Sergipe deve ser o grande destaque dessa rodada?

Não tenha duvida. Devido aos últimos descobrimentos que foram anunciados pela Petrobrás em Sergipe, criou-se uma nova província exploratória de grande potencial. Então sem dúvida vai ser a área de maior competição nessa rodada.

Como estão as operações da Ecopetrol no Brasil neste momento?

Estamos seguindo com o processo exploratório. No bloco do Ceará, já temos a parceria com a Chevron (50%). Quanto aos outros, temos companhias interessadas nos dois blocos (FZA-M-320, na bacia da Foz do Amazonas, e POT-M-567, na Bacia Potiguar), ainda em negociação, e em breve espero poder anunciar alguma coisa. Há empresas interessadas, analisando.

Em que etapa da fase exploratória se encontram os blocos?

O programa exploratório nos dois blocos operados por nós é voltado à aquisição de dados sísmicos. Já fizemos a licitação para contratar as empresas e agora estamos negociando os contratos com elas. No terceiro bloco, operado pela Chevron, já contratamos a sísmica com a PGS e estamos tentando adiantar o licenciamento ambiental. Esperamos que o Ibama envie a licença o mais rápido possível. Enquanto isso, estamos trabalhando nos dados que já temos. Temos a obrigação de perfurar um poço até 2018. Assim que adquirirmos os novos dados, interpretá-los e definirmos a locação do poço, será perfurado o mais rápido possível. Mas é um processo muito grande para a perfuração. A Chevron está trabalhando com outras companhias para formar um rig-club (a contratação de uma sonda por um grupo de empresas que atuam em uma mesma região exploratória, onde a unidade atua para todas as companhias do grupo em sequência).

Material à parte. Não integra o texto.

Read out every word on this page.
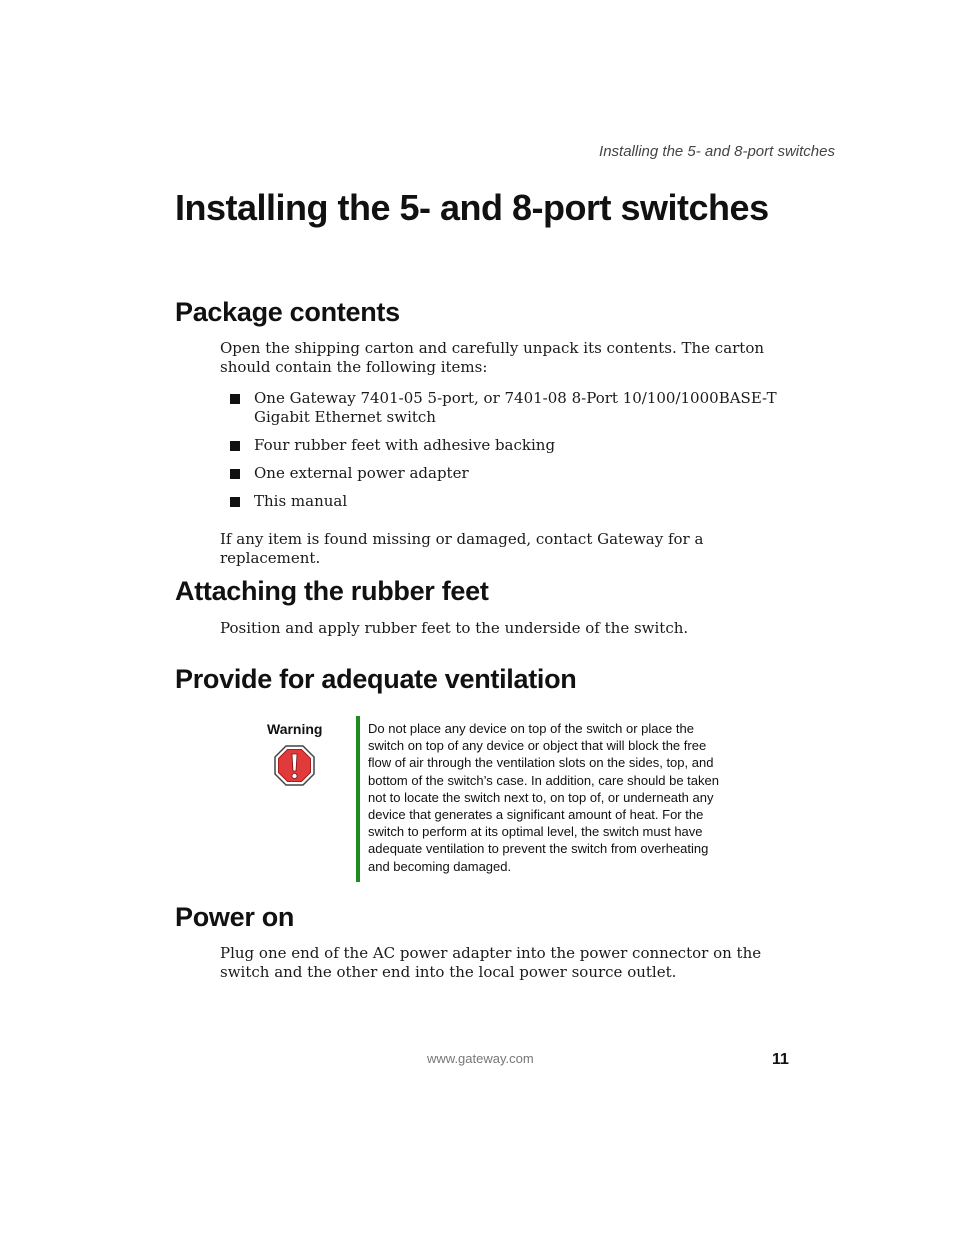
Installing the 5- and 8-port switches
Installing the 5- and 8-port switches
Package contents

Open the shipping carton and carefully unpack its contents. The carton should contain the following items:

One Gateway 7401-05 5-port, or 7401-08 8-Port 10/100/1000BASE-T Gigabit Ethernet switch
Four rubber feet with adhesive backing
One external power adapter
This manual

If any item is found missing or damaged, contact Gateway for a replacement.

Attaching the rubber feet

Position and apply rubber feet to the underside of the switch.

Provide for adequate ventilation
Warning	Do not place any device on top of the switch or place the switch on top of any device or object that will block the free flow of air through the ventilation slots on the sides, top, and bottom of the switch’s case. In addition, care should be taken not to locate the switch next to, on top of, or underneath any device that generates a significant amount of heat. For the switch to perform at its optimal level, the switch must have adequate ventilation to prevent the switch from overheating and becoming damaged.

Power on

Plug one end of the AC power adapter into the power connector on the switch and the other end into the local power source outlet.

www.gateway.com	11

A Ecopetrol tem interesse em adquirir participações em ativos da Petrobrás, tendo em vista o programa de desinvestimentos da estatal brasileira?

O presidente da Ecopetrol disse claramente que o Brasil é um dos focos da companhia para crescimento, o que significa que o interesse estratégico é aumentar o portfólio no Brasil. Vamos procurar analisar todas as oportunidades que apareçam na mesa. Tudo aquilo que estiver dentro da capacidade de investimento da Ecopetrol, que casar com os interesses estratégicos da companhia e que tiver rentabilidade no tamanho que considerarmos interessante, vamos procurar negociar. Qualquer tipo de oportunidade. Seja da Petrobrás ou de outras companhias. Temos um grupo de novos negócios para isso, baseado em Houston, e estamos contratando gente para reforçar nossa atividade no Brasil neste sentido, com objetivo de aumentar o portfólio no País.